The KGB men under the stage simultaneously dropped their cigarettes and stepped on the butts, still squatting, as if they were dancing hopak.

“We vow never to let forces of bigotry and hatred assert themselves without opposition.”

I realized that President Bush reminded me of Myron, who would eat earthworms for a quarter when we were kids: he would put a couple of earthworms between two pieces of bread and bite through. You could sometimes see their ends wiggling between the slices, while he chewed their heads. With his quarters he would buy some booze—Cobra or Colt 45 or something.

“And we vow that whenever our devotion to principle wanes [the microphone suddenly went silent] when good men and women refuse to defend virtue [silence] each child shot [wheee, silence, wheee] none of me will ever forget. None of us will ever forget.”

The setting sun peeked through the treetops and blinded Bush, who squinted for a moment, a fiery patch on his face. Jozef whispered something into Andrea's ear and she started giggling, with her hand on her mouth. The people standing behind the president on the stage were uneasy. The men under the stage were on their backs now, looking up at the stage ceiling, their AK-47s laid next to them. Vivian silently moved next to me—the coconut aroma perished from her sweat. The chunky guy with the clipboard shook up the microphone, as if it were all a matter of its stubbornness, and then gave up.

“My God bless you all [wheeeeeumph] the memories of Babi Yar.”

And then Bush came off the stage and after a sequence of microevents that I cannot recall—you must imagine my shock—Jozef was standing in front of Bush, behind the moat of the bodyguards’ menacing presence, his face extraordinarily beautiful, as if an angelic beam of light were cast on his face. Jozef was looking at him with a grin combined with a frown—which I can recognize in retrospect as his recognition that the moment was marvelously absurd. Bush must’ve seen something else, perhaps his divine face, perhaps someone who would make his presidential self look better in a photo (and the cameras were snapping), someone who looked Slavic and exotic, yet intelligible—the whole evil empire contracted in one photogenic brow of woe.

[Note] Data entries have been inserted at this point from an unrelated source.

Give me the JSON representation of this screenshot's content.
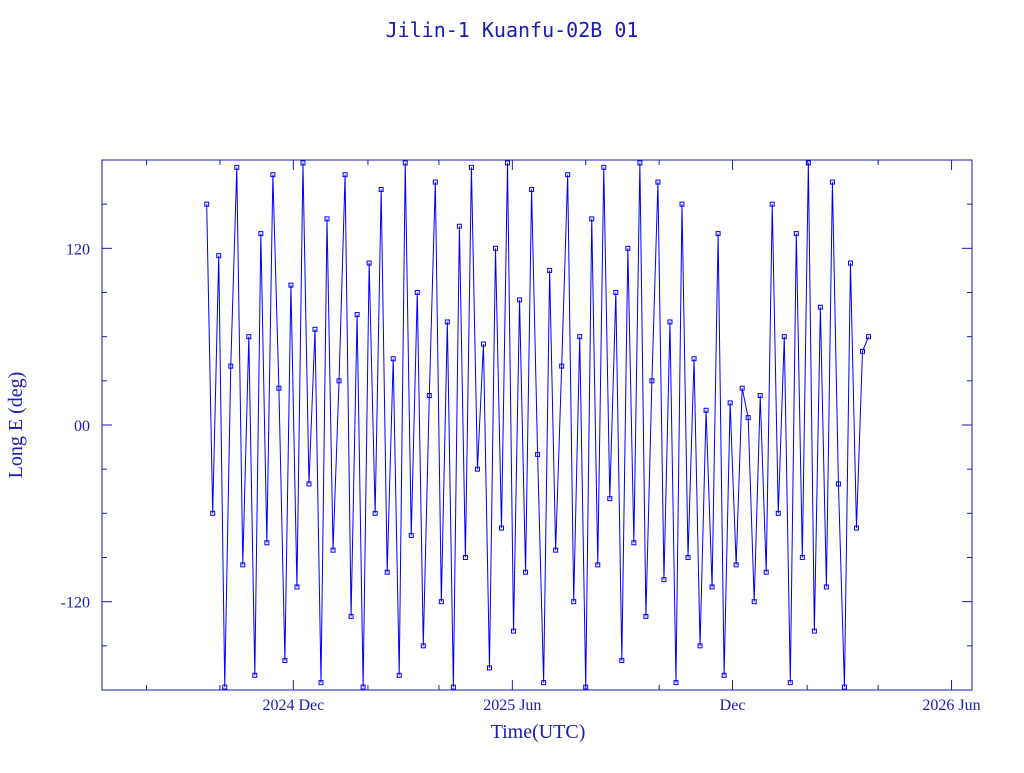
{
  "chart_data": {
    "type": "line",
    "title": "Jilin-1 Kuanfu-02B 01",
    "x_label": "Time(UTC)",
    "y_label": "Long E (deg)",
    "xlim": [
      "2024-06-25",
      "2026-06-18"
    ],
    "xticks": [
      {
        "value": "2024-12-01",
        "label": "2024 Dec"
      },
      {
        "value": "2025-06-01",
        "label": "2025 Jun"
      },
      {
        "value": "2025-12-01",
        "label": "Dec"
      },
      {
        "value": "2026-06-01",
        "label": "2026 Jun"
      }
    ],
    "xminorticks": [
      "2024-08-01",
      "2024-10-01",
      "2025-02-01",
      "2025-04-01",
      "2025-08-01",
      "2025-10-01",
      "2026-02-01",
      "2026-04-01"
    ],
    "ylim": [
      -180,
      180
    ],
    "yticks": [
      -120,
      {
        "value": 0,
        "label": "00"
      },
      120
    ],
    "yminorticks": [
      -150,
      -90,
      -60,
      -30,
      30,
      60,
      90,
      150
    ],
    "x": [
      "2024-09-20",
      "2024-09-25",
      "2024-09-30",
      "2024-10-05",
      "2024-10-10",
      "2024-10-15",
      "2024-10-20",
      "2024-10-25",
      "2024-10-30",
      "2024-11-04",
      "2024-11-09",
      "2024-11-14",
      "2024-11-19",
      "2024-11-24",
      "2024-11-29",
      "2024-12-04",
      "2024-12-09",
      "2024-12-14",
      "2024-12-19",
      "2024-12-24",
      "2024-12-29",
      "2025-01-03",
      "2025-01-08",
      "2025-01-13",
      "2025-01-18",
      "2025-01-23",
      "2025-01-28",
      "2025-02-02",
      "2025-02-07",
      "2025-02-12",
      "2025-02-17",
      "2025-02-22",
      "2025-02-27",
      "2025-03-04",
      "2025-03-09",
      "2025-03-14",
      "2025-03-19",
      "2025-03-24",
      "2025-03-29",
      "2025-04-03",
      "2025-04-08",
      "2025-04-13",
      "2025-04-18",
      "2025-04-23",
      "2025-04-28",
      "2025-05-03",
      "2025-05-08",
      "2025-05-13",
      "2025-05-18",
      "2025-05-23",
      "2025-05-28",
      "2025-06-02",
      "2025-06-07",
      "2025-06-12",
      "2025-06-17",
      "2025-06-22",
      "2025-06-27",
      "2025-07-02",
      "2025-07-07",
      "2025-07-12",
      "2025-07-17",
      "2025-07-22",
      "2025-07-27",
      "2025-08-01",
      "2025-08-06",
      "2025-08-11",
      "2025-08-16",
      "2025-08-21",
      "2025-08-26",
      "2025-08-31",
      "2025-09-05",
      "2025-09-10",
      "2025-09-15",
      "2025-09-20",
      "2025-09-25",
      "2025-09-30",
      "2025-10-05",
      "2025-10-10",
      "2025-10-15",
      "2025-10-20",
      "2025-10-25",
      "2025-10-30",
      "2025-11-04",
      "2025-11-09",
      "2025-11-14",
      "2025-11-19",
      "2025-11-24",
      "2025-11-29",
      "2025-12-04",
      "2025-12-09",
      "2025-12-14",
      "2025-12-19",
      "2025-12-24",
      "2025-12-29",
      "2026-01-03",
      "2026-01-08",
      "2026-01-13",
      "2026-01-18",
      "2026-01-23",
      "2026-01-28",
      "2026-02-02",
      "2026-02-07",
      "2026-02-12",
      "2026-02-17",
      "2026-02-22",
      "2026-02-27",
      "2026-03-04",
      "2026-03-09",
      "2026-03-14",
      "2026-03-19",
      "2026-03-24"
    ],
    "series": [
      {
        "name": "Long E",
        "color": "#0000ff",
        "values": [
          150,
          -60,
          115,
          -178,
          40,
          175,
          -95,
          60,
          -170,
          130,
          -80,
          170,
          25,
          -160,
          95,
          -110,
          178,
          -40,
          65,
          -175,
          140,
          -85,
          30,
          170,
          -130,
          75,
          -178,
          110,
          -60,
          160,
          -100,
          45,
          -170,
          178,
          -75,
          90,
          -150,
          20,
          165,
          -120,
          70,
          -178,
          135,
          -90,
          175,
          -30,
          55,
          -165,
          120,
          -70,
          178,
          -140,
          85,
          -100,
          160,
          -20,
          -175,
          105,
          -85,
          40,
          170,
          -120,
          60,
          -178,
          140,
          -95,
          175,
          -50,
          90,
          -160,
          120,
          -80,
          178,
          -130,
          30,
          165,
          -105,
          70,
          -175,
          150,
          -90,
          45,
          -150,
          10,
          -110,
          130,
          -170,
          15,
          -95,
          25,
          5,
          -120,
          20,
          -100,
          150,
          -60,
          60,
          -175,
          130,
          -90,
          178,
          -140,
          80,
          -110,
          165,
          -40,
          -178,
          110,
          -70,
          50,
          60
        ]
      }
    ]
  }
}
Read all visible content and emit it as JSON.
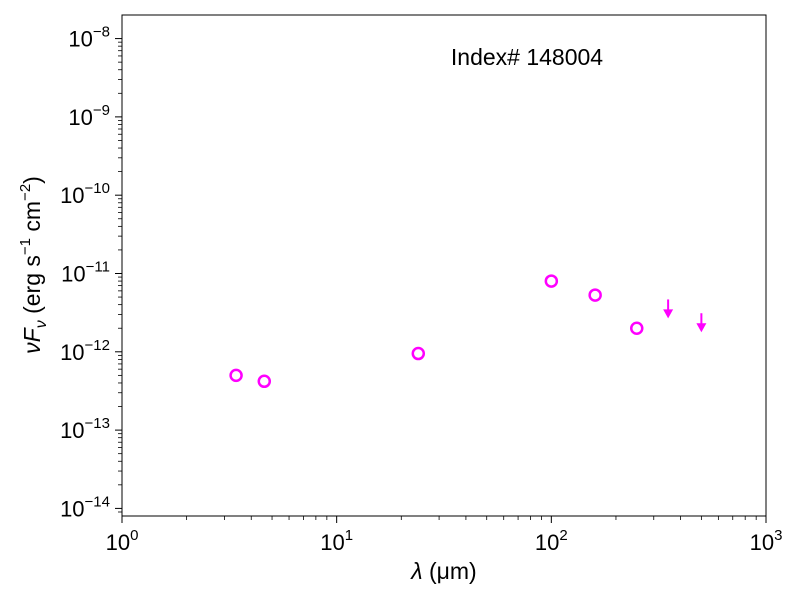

So he asked Jozef, looking at the fat man, expecting him to interpret: “What is your name, young fellow?”

“Jozef Pronek,” Jozef answered, while the fat man was mouthing a translation of the question, spit burping in the corners of his lips.

“This place is holy ground. May God bless your country, son.”

“It is not my country,” Jozef said.

“Yes it is,” Bush said and patted Jozef on his shoulder. “You bet your life it is. It is as yours as you make it.”

“But I am from Bosnia.”

“It’s all one big family, your country is. If there is misunderstanding, you oughtta work it out.” Bush nodded, heartily agreeing with himself. Jozef stood still, his body taut and his smile lingering on his face, bedazzled by the uncanniness.

I knew then I was in love with Jozef. I wanted Bush to embrace him, to press his cheek against Jozef, to appreciate him, maybe kiss him. I wanted to be Bush at that moment and face Jozef armed with desire. But Bush took off, his body exuding his content with his ability to connect with everyone. Would I were a rock—I stood there trembling with throbs of want, watching Jozef, with the sun behind his back. I replay this scene like a tape, rewinding it, slowing it down, trying to pin down the moment when our comradeship slipped into desire—the transition is evanescent, like the moment when the sun rays change their angle, the light becomes a hairbreadth softer, and the world slides with nary a blink from summer into fall.

“Isn’t that your roommate?” Will asked.

“Yes,” I said. “Yes.”

Jozef saw me then, waved at me, and shrugged, as if it all were an accident, rather than destiny. Oh, smite flat the thick rotundity of the world so we may never be apart.